Tuesday, June 16, 2009

David Cameron says he favours a more open approach to Iraq inquiry.

And so, as expected, Brown has announced a secret inquiry into the Iraq war, the results of which will not be known until after the next election.

It will start next month and take at least a year, Mr Brown said. It will not aim to "apportion blame", he added.
It sounds to me like a complete waste of bloody time. It will not be public, it will announce only it's conclusions and it will studiously avoid apportioning blame.

We have waited six long years to be handed this?

It was designed on a similar basis, he added, to the Franks inquiry into the 1982 Falklands War, and it would aim to identify "lessons learned".

He added it would hear evidence in private so witnesses could be "as candid as possible".

The prime minister said: "No British documents and no British witness will be beyond the scope of the inquiry."

He said the final report would reveal "all but the most secret of information" and the "unprecedented" process would be "fully independent of government".

There will be no legal obligation to participate, and no civil or criminal liability will arise as a result of giving evidence.
Ever the opportunist, David Cameron immediately promised.... well, nothing, but it sounded like he might be offering a different policy.

David Cameron disclosed today that an incoming Conservative government may change the basis of the long-awaited inquiry into the Iraq war, hours after Gordon Brown told MPs evidence would be heard entirely in secret.

Brown said the inquiry would not seek to apportion blame, and would not report for at least a year, ensuring a potentially embarrassing paper is not published until after the election.

Conservative sources said later that if he was elected, Cameron reserved the right to change the terms of the inquiry if they were proving too restrictive.

He called for some of the sessions to be held in public, and for the issue of blame to be addressed.

Cameron has merely reserved for himself the possibility that he "might" change the terms of the inquiry.

If he shared an iota of our outrage over this war he would be making much more substantial promises, making sure that the entire thing was held in public and, obviously, assigning blame.

The truth, of course, is that the Tories supported Blair in his desire for this war and, were it not for Tory support, the British involvement in this war would never have occurred.
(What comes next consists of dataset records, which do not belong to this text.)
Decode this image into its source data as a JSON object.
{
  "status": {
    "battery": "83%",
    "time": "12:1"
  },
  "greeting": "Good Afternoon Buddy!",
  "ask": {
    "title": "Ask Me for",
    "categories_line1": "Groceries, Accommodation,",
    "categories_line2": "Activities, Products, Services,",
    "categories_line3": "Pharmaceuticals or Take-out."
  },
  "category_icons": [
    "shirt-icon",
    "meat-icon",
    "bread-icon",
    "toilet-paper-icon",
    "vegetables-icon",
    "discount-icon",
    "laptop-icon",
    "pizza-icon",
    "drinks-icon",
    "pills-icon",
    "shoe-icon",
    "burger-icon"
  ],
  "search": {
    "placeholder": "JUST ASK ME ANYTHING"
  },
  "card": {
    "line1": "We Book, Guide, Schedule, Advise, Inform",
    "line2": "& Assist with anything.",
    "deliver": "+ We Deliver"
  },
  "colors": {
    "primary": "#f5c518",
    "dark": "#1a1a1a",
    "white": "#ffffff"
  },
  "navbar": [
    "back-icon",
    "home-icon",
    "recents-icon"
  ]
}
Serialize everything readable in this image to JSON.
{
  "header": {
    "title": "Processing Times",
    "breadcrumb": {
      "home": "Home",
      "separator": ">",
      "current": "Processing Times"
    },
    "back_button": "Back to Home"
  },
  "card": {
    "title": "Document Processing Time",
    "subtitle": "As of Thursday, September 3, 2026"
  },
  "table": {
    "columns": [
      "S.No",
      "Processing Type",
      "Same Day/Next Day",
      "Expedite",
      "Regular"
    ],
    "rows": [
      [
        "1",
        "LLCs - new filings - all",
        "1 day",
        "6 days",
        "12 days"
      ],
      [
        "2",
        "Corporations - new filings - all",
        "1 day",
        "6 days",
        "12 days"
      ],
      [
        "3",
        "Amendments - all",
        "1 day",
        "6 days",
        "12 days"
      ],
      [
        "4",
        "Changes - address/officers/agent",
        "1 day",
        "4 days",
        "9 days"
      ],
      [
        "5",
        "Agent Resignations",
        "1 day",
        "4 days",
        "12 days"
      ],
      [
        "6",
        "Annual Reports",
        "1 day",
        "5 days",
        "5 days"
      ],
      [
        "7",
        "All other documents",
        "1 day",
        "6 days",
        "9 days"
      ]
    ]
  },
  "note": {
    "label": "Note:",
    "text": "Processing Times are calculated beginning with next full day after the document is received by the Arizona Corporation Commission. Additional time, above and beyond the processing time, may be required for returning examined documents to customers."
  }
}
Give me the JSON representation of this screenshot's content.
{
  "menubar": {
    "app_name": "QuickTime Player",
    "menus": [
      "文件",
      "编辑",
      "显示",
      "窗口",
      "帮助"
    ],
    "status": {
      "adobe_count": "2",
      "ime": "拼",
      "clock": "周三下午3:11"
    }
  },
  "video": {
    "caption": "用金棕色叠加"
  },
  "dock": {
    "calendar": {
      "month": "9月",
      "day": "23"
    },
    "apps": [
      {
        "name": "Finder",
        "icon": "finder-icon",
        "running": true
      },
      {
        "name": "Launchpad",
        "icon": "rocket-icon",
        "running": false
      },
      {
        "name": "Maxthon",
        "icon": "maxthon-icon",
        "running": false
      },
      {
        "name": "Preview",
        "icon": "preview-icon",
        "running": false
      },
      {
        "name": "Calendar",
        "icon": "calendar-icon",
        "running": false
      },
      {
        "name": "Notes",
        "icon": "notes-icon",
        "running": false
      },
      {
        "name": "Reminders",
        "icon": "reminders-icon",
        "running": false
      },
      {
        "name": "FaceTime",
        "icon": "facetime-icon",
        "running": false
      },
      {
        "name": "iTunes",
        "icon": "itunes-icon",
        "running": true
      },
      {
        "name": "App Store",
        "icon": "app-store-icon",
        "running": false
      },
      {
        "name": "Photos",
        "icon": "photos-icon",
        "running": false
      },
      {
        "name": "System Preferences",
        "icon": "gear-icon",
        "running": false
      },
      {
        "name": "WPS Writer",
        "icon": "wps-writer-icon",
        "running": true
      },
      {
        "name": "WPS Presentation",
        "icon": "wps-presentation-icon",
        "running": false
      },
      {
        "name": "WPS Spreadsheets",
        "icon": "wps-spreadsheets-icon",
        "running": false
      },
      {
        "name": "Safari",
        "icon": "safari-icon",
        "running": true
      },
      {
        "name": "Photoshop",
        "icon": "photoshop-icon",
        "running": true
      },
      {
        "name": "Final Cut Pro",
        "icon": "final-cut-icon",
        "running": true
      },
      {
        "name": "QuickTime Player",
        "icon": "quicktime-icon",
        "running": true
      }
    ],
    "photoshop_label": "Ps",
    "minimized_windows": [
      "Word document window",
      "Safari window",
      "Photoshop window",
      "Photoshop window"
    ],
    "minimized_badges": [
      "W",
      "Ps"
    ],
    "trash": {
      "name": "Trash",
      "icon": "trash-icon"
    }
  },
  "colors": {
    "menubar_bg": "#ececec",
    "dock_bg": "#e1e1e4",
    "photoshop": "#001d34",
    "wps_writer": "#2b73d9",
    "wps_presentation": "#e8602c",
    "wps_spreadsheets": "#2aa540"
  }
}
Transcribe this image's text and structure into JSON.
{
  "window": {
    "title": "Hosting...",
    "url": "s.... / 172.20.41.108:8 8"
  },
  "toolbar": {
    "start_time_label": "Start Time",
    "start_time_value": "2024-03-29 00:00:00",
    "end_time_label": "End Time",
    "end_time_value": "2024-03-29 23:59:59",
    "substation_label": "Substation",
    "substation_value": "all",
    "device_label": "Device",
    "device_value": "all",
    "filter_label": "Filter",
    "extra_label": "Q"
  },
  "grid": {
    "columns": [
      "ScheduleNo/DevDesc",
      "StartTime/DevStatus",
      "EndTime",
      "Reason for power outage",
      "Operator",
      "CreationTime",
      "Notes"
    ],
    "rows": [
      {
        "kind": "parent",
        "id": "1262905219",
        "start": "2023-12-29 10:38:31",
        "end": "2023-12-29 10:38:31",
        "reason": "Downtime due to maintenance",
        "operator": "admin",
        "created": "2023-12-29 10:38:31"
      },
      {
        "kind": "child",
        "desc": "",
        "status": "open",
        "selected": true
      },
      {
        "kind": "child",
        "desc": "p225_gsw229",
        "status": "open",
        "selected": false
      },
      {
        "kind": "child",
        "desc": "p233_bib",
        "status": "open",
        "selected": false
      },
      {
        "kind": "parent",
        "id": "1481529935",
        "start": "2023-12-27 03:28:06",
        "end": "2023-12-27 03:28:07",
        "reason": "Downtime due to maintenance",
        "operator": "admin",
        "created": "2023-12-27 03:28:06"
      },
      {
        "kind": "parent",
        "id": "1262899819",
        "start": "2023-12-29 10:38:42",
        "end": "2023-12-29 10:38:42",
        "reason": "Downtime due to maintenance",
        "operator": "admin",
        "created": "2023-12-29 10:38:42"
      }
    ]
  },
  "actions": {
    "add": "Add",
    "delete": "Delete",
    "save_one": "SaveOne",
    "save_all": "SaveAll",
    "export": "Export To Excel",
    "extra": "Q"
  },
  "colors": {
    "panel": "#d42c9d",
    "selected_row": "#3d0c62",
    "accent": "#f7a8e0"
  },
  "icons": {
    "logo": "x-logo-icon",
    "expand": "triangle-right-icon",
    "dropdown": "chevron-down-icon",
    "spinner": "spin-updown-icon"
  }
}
A record number of Labour MP's defied the whip to vote against this war:
Amid dramatic scenes in the Commons on Tuesday night, 217 MPs - 139 of them Labour backbenchers - backed a rebel amendment opposing the government's stance on Iraq, with 396 opposing the motion.
The Liberals - and a mere 15 Tory MP's- voted against the war, but the vast majority of the Tory party were for it, which is why the Labour party's huge protest ultimately came to naught.

Indeed, Cameron himself voted very strongly for the Iraq war, so we should be wary of any claims that he now makes suggesting he wants any kind of accountability for the moronic decision to join Bush in the worst foreign policy debacle since Suez.

As always, Cameron merely wants to position himself as offering something new, whilst making sure that he has actually promised no such thing.

So, he "reserves the right" to look into an abominable decision which he, at the time, utterly agreed with. So, you can bet your last dollar that, given the opportunity to do so, Cameron would desist.

The problem for any public inquiry into the Iraq war is that the leadership of both the major parties supported this insane exercise. So, they may make noises, but it is in neither of their interests to seriously question how this terrible decision came to be made.